‘Friendly Giant’ Instills Fear into Opponents


Sean Jordan

DEFENSIVE SCORE: Defensive back Mohamed Inoussa takes a blocked kick across the Glendale goal line in a lopsided game against Los Angeles Southwest College on Oct. 24 at Sartoris field.

hulking frame enters the training room, his size alone turns some heads from the cross country runners and basketball players, it’s Mohamed Inoussa, he’s smiling and wearing a French soccer jersey but no one would be surprised when he tells you he plays on the defensive line for the Glendale Vaqueros football team.

With Inoussa’s giant 6 feet, 5 inches, 250 pound body, it would be hard to believe that soccer was his first passion from the time he was 6 years old to just last year.

Inoussa didn’t call it “soccer,” for most of his life, it was european “football.” He was born in Jakobsberg, a suburban area in Stockholm, Sweden. which he calls a “a great place to grow up.”

Sweden doesn’t come without downsides though, Inoussa contrasted the weather, just one of many reasons why he chose to come to Glendale College to get an education.

“It was the best junior college that wasn’t too expensive,” Inoussa said. “I was super excited.

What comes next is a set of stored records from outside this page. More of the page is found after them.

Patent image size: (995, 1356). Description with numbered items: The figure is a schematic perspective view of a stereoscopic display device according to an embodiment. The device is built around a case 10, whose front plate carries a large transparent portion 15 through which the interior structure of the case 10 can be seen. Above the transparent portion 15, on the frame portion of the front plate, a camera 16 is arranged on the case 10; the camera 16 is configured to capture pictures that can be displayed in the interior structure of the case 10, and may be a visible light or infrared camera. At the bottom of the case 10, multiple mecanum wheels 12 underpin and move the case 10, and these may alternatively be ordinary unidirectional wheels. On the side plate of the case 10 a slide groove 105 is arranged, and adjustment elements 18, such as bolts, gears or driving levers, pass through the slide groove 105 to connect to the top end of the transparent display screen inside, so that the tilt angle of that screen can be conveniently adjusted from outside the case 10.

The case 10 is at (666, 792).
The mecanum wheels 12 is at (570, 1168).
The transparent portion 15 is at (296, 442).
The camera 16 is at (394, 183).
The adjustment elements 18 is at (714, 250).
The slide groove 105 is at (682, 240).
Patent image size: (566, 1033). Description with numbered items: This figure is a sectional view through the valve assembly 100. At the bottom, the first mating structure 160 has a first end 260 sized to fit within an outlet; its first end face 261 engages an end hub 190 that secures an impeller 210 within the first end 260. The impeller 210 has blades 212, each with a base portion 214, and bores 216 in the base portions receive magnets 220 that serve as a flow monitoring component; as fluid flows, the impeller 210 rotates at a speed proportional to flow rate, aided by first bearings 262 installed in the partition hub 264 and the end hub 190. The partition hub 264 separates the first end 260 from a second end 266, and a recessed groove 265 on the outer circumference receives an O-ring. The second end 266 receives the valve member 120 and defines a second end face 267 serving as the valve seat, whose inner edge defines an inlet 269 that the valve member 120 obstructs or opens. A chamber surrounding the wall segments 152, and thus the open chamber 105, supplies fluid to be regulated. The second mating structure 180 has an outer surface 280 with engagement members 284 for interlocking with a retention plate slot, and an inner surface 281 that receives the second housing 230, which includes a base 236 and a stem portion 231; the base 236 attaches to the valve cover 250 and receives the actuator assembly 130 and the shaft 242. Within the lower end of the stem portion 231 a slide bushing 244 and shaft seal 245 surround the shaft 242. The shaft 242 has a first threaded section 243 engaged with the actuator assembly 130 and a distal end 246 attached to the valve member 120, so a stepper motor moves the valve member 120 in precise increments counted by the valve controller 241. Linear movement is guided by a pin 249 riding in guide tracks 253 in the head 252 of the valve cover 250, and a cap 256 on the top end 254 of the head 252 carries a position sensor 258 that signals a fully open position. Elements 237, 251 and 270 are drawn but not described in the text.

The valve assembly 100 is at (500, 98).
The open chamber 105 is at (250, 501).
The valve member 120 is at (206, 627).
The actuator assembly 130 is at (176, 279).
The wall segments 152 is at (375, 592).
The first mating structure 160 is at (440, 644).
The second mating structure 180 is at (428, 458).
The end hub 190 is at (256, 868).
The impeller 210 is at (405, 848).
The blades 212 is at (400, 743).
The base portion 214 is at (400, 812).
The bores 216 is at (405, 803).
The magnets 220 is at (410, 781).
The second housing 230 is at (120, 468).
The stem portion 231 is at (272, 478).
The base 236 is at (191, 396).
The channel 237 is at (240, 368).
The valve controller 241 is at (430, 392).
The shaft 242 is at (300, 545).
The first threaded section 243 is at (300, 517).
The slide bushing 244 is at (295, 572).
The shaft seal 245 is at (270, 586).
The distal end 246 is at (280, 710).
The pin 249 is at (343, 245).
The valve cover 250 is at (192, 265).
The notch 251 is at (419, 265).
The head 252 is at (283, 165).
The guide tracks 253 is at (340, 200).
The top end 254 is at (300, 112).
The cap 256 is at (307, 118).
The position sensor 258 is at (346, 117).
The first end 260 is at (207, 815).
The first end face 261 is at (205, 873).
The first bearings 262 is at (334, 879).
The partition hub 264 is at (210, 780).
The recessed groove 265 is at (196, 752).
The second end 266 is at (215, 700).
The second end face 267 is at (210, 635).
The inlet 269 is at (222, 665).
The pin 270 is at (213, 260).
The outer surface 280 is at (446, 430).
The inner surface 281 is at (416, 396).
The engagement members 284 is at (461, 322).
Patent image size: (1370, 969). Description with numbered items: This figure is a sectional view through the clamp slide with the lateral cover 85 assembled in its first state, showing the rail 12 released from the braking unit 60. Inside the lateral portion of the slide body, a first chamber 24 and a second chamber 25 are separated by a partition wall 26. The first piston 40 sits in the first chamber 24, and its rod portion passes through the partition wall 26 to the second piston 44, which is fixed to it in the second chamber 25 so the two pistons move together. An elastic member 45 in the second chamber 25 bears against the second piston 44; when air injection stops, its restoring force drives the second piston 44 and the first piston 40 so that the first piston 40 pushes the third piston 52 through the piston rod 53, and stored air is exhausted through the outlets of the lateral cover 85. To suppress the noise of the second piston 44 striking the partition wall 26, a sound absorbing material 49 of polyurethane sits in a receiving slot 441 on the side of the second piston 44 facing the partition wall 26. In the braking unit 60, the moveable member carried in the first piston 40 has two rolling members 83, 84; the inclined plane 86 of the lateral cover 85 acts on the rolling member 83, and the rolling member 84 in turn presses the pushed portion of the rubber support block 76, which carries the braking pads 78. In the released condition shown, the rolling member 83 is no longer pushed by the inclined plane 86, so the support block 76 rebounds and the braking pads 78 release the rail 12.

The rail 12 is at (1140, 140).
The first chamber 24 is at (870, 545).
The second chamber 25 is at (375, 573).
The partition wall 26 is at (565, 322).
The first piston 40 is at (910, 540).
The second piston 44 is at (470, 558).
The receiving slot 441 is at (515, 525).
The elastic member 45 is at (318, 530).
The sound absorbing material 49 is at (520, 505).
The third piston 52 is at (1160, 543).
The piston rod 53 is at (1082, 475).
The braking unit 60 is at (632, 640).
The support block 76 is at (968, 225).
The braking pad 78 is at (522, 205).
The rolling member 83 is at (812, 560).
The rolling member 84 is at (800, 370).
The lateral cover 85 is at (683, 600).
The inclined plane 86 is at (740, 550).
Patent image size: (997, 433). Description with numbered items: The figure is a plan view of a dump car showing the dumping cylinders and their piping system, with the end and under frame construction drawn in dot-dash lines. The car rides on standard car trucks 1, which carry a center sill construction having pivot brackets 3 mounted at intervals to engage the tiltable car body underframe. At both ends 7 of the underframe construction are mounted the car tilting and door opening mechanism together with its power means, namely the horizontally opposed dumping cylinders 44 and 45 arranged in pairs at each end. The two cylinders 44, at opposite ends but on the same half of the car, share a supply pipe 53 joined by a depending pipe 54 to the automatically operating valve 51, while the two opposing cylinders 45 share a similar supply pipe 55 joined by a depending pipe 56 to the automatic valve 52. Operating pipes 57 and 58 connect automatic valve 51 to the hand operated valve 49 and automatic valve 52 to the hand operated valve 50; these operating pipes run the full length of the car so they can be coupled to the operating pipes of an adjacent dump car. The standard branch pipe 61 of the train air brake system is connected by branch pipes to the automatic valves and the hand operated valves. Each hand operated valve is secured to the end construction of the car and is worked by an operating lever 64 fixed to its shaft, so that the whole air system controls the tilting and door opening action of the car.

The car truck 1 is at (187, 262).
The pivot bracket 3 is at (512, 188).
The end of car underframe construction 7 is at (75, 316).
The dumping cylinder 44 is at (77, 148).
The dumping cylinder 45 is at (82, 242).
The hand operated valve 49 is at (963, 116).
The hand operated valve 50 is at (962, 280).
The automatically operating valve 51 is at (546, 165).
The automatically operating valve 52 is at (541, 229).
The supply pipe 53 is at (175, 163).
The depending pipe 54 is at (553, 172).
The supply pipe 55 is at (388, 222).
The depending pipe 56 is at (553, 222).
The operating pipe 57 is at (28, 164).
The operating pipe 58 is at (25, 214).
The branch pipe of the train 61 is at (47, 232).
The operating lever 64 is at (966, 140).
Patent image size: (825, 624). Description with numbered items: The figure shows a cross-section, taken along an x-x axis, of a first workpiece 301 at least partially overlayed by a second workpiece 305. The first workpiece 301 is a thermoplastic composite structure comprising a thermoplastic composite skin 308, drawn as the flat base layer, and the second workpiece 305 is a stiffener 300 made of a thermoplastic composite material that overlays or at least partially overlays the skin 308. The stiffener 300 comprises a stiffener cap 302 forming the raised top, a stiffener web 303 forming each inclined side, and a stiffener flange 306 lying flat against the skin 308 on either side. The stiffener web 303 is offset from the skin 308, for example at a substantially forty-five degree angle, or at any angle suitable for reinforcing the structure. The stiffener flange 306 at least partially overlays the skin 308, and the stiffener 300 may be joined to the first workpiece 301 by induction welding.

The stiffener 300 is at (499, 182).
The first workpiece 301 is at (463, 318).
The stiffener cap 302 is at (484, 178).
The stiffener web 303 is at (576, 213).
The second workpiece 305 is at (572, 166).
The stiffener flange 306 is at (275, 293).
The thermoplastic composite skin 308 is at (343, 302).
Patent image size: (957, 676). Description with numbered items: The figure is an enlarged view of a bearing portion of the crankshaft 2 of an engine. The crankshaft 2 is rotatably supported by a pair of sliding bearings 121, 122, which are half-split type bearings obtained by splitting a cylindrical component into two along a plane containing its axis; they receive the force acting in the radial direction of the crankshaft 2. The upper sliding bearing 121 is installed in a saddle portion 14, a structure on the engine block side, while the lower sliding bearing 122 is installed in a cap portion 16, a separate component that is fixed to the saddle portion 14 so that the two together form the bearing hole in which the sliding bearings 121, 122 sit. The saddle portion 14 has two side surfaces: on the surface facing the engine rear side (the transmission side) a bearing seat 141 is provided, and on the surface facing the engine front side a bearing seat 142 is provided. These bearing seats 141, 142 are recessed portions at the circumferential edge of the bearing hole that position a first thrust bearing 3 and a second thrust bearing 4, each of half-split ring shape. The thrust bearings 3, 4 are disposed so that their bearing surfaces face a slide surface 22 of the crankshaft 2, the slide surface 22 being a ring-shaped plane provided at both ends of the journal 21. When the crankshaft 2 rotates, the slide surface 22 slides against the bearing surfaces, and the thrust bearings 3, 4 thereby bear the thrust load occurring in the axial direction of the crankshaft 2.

Growing up in a country where the weather was mostly gloomy and cold then getting the opportunity to come to a place like Glendale, where the sun shines almost 24/7, is amazing.”

While a student of the game, equipped with a ton of athleticism, Inoussa’s strength and prowess could not be fully utilized in a sport like soccer. After what Inoussa called an “unsuccessful soccer season,” he made the switch from soccer to football with the help of coach John Rome.

“I couldn’t thank Coach Rome, the coaching staff and my teammates enough for making the transition from soccer to football better than I could have imagined,” Inoussa said. “They molded me into a college football player and I’m very excited for what’s to come.”

In his first year playing organized football, going against guys who played football their whole lives in the American Pacific Conference, Inoussa has already figured out was to wreck havoc amongst opposing offenses, compiling two forced fumbles and two sacks in just six games played.

“When he came in, he didn’t know whether the ball was pumped or stuffed,” Rome said.

Roman believes Inoussa’s intelligence is the key to his “ astronomical development.” While Inoussa certainly has the looks of football star in the making, the transition from a sport like soccer to football is a big one.

“You run a lot more (in soccer) meaning you have to have good cardio to play, I would say that you run an average 7 miles per game and you have to have your head in the game at all times,” Inoussa added. “Compared to football where the game is more situational based, a play can last 3 seconds for 15 seconds, it all depends on how the play develops.”

Inoussa has an extremely keen sense for how to go about both sports mentally and physically. “Football really is the closest thing to a war mentality, where you have to go 110 percent on every play, the goal being to win each individual down for your team.”

Inoussa sifted through the differences of how players can have impacts on the team.

Even if there are over 50 players per squad compared to soccer where you have a smaller squad and it’s harder for a player to get in a game because its continuous and doesn’t for as many players to come off the bench and have an impact.”

Inoussa is always smiling, described as a “friendly giant” by assistant on the football team, Ken Powell. He doesn’t rub off as a friendly giant for those 3-15 seconds when a down is played on the field, that is when he is inflicting pain and instilling fear in his opponents. He is making freakish strides as a football player and is definitely one to keep an eye on in the remaining games of the year.